チームの正念場で三振ばかり。打っても併殺打でチャンスを潰す。打席に立てどもヒットが出ない‥‥。バットを振れば振るほど期待を裏切り続けた戦犯打者はいったい誰だ!
まずは、チームの負け試合という肝心な場面で三振し続けた選手たちを見てみよう。
1位、2位には陽岱鋼、アブレイユと日本ハムの主軸が仲よくランクイン。日本ハムといえば、昨年の優勝から一転、32年ぶりの最下位転落というまさかのズッコケぶりを見せたチーム。打線の要である陽とアブレイユのダメダメぶりは、まさに今年の日本ハムの戦力を如実に表していると言えよう。
前出・橋本氏が言う。
「2人の成績が日本ハム最下位の要因になっているのは間違いない。
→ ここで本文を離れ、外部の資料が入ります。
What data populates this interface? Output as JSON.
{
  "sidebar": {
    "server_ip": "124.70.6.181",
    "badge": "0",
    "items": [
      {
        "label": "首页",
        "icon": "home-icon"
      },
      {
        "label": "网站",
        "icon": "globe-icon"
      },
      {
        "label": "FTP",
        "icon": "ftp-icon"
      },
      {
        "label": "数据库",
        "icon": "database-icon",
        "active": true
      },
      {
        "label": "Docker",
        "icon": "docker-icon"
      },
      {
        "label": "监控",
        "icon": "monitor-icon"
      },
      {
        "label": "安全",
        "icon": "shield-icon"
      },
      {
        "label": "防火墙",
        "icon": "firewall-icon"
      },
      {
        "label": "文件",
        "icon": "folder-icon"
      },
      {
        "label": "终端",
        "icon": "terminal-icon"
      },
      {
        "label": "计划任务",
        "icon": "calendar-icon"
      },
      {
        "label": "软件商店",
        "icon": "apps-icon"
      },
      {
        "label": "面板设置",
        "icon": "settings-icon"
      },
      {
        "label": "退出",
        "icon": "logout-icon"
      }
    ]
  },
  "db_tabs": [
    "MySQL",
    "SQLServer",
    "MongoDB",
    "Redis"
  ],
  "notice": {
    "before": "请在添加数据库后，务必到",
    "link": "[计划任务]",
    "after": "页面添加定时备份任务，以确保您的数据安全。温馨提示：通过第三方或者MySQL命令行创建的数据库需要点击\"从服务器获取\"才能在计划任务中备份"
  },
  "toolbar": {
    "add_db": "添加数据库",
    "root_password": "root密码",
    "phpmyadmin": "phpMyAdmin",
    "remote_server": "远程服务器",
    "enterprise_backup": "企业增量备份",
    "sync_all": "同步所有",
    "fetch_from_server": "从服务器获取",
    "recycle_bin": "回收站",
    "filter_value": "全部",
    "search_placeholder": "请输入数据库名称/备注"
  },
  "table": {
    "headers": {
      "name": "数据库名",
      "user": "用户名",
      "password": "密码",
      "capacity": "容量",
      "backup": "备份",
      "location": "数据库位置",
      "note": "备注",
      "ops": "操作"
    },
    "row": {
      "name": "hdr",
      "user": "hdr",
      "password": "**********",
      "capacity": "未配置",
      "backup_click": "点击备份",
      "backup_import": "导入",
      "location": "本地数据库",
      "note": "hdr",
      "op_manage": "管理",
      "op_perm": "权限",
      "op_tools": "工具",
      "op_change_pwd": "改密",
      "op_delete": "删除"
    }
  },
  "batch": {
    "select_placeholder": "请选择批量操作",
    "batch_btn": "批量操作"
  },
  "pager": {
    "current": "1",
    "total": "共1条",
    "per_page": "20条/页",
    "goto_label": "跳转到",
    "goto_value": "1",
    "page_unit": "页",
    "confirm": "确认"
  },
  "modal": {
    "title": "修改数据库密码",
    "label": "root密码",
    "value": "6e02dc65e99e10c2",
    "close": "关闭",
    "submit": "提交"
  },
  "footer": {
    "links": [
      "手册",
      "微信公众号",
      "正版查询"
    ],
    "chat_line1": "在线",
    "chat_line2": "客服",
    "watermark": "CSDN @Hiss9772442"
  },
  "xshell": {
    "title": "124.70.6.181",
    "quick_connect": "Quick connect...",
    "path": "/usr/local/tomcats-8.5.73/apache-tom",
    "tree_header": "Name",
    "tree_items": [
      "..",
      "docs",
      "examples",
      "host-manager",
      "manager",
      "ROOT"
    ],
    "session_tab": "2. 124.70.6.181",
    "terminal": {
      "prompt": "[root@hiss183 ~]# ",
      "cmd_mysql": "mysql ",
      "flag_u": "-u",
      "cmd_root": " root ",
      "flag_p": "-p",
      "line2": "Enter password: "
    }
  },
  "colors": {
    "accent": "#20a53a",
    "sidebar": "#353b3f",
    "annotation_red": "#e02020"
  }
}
楽天はジョーンズが77回という三振数を出しながらも銀次やマギーといった他の選手たちがカバーし、優勝までこぎつけた。反対に日本ハムは2人ともが不調で補い合えなかった。アブレイユは、ホームラン王として貢献している部分があるが、陽は地味にチームの負けに貢献している」
また、前出・伊原氏は陽の三振数の多さをこう分析する。
「陽岱鋼はいい時はスコスコスコーンと打つけど、悪い時はまるでスカ。性格なのか安定感がない。早打ちタイプで、最初の打席の1~2球目でヒットを打つといい気分で固め打ちができる。その半面、粘り強さはない」
就任2年目の栗山監督は日本ハム最下位について「全て自分の責任」と釈明したが、この言葉、監督だけに当てはまる話ではないようだ。
続いて、負け試合での併殺数の多い選手たちに注目してみよう。単なる併殺数だけなら26回で中日の和田一浩が両リーグトップだが、負け試合のランキングとなると阪神のマートン、DeNAの中村紀洋が15回で1位を分け合った。マートンと中村は打順的にも長打力を期待されている選手だけに、勝利への非貢献度は高いと言わざるをえない。
「名前のあがっている選手たちは、本来なら右にも左にもうまくヒットを打てる選手ばかり。技巧派の選手は三振ではなく、バットにボールを当ててしまったというケースが多い。強引にホームランか三振か、あるいは引っ張り専門の打者は案外ゲッツーにはならない。しかも全員が右打者。左打者はよほど足が遅くないかぎり併殺にはなりにくいんです」(前出・野田氏)
攻撃の足かせになった部門では、「4タコ王」も欠かすことはできない。4タコの数は、そのままチームのチャンスを潰した数でもある。最多は負け試合三振王でも1位を獲得した日本ハムの陽岱鋼。続く2位は今年、圧倒的な強さを見せた巨人にあってブレーキが目立った坂本勇人。さらに3位には芸術的な守備を見せる広島の菊池涼介が登場。いずれも“俊足”を売りにする選手ばかりだ。
「4タコ王にランクインしている選手は、マートン以外は全員早打ちでしょう。データに如実に表れるね」(前出・伊原氏)
だが、前出・橋本氏はランク下位であるソフトバンクの松田、阪神のマートンに注目する。
「上位選手はいずれも先頭打者。その点、マートン、松田はクリーンナップだから、この4タコの数はツラい。特に阪神は西岡がチャンスメイクして、マートンで得点するというのがお決まりのパターンだったからなおさらですね」
打順の流れを止めてしまう「A級戦犯打者」の数もまたチームの成績に直結するようである。